By Jennifer Munro on 3 April, 2012 3:49 pm
If elephants never forget, here is some good news they should remember for a long time.
Government ministers of Zimbabwe, Angola, Namibia, Zambia and Botswana came together in March 2012 to form the Kavango Zambezi Transfrontier Conservation Area (Kaza).
The new area spans 109 million acres and combines 36 individual nature reserves where the five countries borders meet. It is the size of a country like Italy.
Kaza contains the famous Victoria Falls, one of the largest waterfalls on Earth, as well as the Okavango Delta in Botswana, a unique wetlands area that is home to lions, leopards, hyenas, African wild dog, rhinoceroses, baboons, crocodiles, and many others.

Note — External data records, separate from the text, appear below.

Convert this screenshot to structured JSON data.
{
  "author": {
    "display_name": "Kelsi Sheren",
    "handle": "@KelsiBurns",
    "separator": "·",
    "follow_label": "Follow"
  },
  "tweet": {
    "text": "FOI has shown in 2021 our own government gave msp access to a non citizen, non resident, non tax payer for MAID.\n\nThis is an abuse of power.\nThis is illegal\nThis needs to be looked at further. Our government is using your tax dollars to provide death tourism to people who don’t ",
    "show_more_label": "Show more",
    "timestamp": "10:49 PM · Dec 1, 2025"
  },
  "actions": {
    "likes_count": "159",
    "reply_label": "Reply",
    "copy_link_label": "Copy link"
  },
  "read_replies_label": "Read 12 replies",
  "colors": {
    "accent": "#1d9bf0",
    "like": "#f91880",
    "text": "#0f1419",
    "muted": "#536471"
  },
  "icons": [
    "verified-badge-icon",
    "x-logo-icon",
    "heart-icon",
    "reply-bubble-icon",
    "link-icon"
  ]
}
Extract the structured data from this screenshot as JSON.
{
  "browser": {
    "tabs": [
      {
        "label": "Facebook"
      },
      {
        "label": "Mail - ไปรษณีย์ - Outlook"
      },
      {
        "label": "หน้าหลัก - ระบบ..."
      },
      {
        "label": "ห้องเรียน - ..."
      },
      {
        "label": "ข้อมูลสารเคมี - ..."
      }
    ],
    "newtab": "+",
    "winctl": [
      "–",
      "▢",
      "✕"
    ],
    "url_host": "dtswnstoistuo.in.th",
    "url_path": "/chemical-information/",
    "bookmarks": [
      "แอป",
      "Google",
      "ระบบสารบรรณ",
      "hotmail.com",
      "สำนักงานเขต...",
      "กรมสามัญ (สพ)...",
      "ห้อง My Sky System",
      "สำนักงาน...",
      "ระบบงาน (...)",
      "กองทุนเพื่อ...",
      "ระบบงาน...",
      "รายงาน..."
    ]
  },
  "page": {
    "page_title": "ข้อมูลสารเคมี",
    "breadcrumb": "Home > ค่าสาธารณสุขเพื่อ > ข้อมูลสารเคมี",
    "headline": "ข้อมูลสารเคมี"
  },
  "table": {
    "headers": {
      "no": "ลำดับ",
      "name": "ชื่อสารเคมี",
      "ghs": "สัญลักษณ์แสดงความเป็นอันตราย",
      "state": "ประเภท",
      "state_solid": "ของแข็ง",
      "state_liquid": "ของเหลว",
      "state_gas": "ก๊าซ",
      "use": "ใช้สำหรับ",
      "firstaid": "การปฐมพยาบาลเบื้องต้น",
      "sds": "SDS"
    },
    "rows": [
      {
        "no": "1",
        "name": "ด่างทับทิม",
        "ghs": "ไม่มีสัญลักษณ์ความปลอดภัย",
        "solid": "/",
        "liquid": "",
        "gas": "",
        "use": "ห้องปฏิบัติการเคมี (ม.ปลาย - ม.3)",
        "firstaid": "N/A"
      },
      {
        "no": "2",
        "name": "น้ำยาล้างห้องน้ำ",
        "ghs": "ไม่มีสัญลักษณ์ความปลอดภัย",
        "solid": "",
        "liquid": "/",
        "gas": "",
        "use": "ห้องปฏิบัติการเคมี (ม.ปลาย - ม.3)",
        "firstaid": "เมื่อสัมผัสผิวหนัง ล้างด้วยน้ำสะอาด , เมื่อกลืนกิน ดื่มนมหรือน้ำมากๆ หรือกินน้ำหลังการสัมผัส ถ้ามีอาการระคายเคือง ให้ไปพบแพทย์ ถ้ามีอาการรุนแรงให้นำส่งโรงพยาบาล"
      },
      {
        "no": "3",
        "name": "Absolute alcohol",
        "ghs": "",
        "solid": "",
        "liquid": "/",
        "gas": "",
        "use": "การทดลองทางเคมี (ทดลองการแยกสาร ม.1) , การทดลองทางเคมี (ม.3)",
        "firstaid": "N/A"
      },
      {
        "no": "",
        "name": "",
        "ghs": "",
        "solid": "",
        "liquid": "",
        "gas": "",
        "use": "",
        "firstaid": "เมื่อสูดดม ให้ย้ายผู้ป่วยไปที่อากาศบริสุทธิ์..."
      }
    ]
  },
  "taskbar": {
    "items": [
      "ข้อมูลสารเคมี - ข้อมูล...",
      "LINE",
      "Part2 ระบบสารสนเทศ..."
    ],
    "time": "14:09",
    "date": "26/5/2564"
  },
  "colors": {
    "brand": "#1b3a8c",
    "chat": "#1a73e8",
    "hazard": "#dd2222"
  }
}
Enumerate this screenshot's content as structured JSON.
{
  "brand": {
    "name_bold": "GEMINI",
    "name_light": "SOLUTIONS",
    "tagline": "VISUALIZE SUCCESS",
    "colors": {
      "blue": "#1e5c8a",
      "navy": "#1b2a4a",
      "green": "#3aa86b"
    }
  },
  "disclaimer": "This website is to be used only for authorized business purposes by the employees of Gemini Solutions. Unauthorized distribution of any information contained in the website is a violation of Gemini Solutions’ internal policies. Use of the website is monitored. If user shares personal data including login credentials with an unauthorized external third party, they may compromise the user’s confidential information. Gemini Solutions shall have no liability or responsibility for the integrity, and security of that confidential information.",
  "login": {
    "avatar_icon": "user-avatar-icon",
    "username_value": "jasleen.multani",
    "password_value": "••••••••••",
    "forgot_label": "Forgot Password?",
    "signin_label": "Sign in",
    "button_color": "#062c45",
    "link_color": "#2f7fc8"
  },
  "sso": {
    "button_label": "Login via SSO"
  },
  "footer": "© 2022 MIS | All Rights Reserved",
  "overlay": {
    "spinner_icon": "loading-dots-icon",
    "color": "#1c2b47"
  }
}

According to the World Wildlife Fund, 44 percent of Africa’s remaining elephants live in this area.
By removing fences, creating safe corridors, and by offering income opportunities through tourism and other activities to local communities, Kaza will protect the future of the elephants. A major objective of the project is to reduce the impact elephants have on the environment, by giving them back the space they need to migrate when a habitat’s limitations demand it. Hopefully culling will become a thing of the past.
This wonderful news comes in the same month as the devastating news from Cameroon that half of the elephant population there were slaughtered by poachers, enabling mega-wealthy Chinese business people to make money out of ivory trinkets.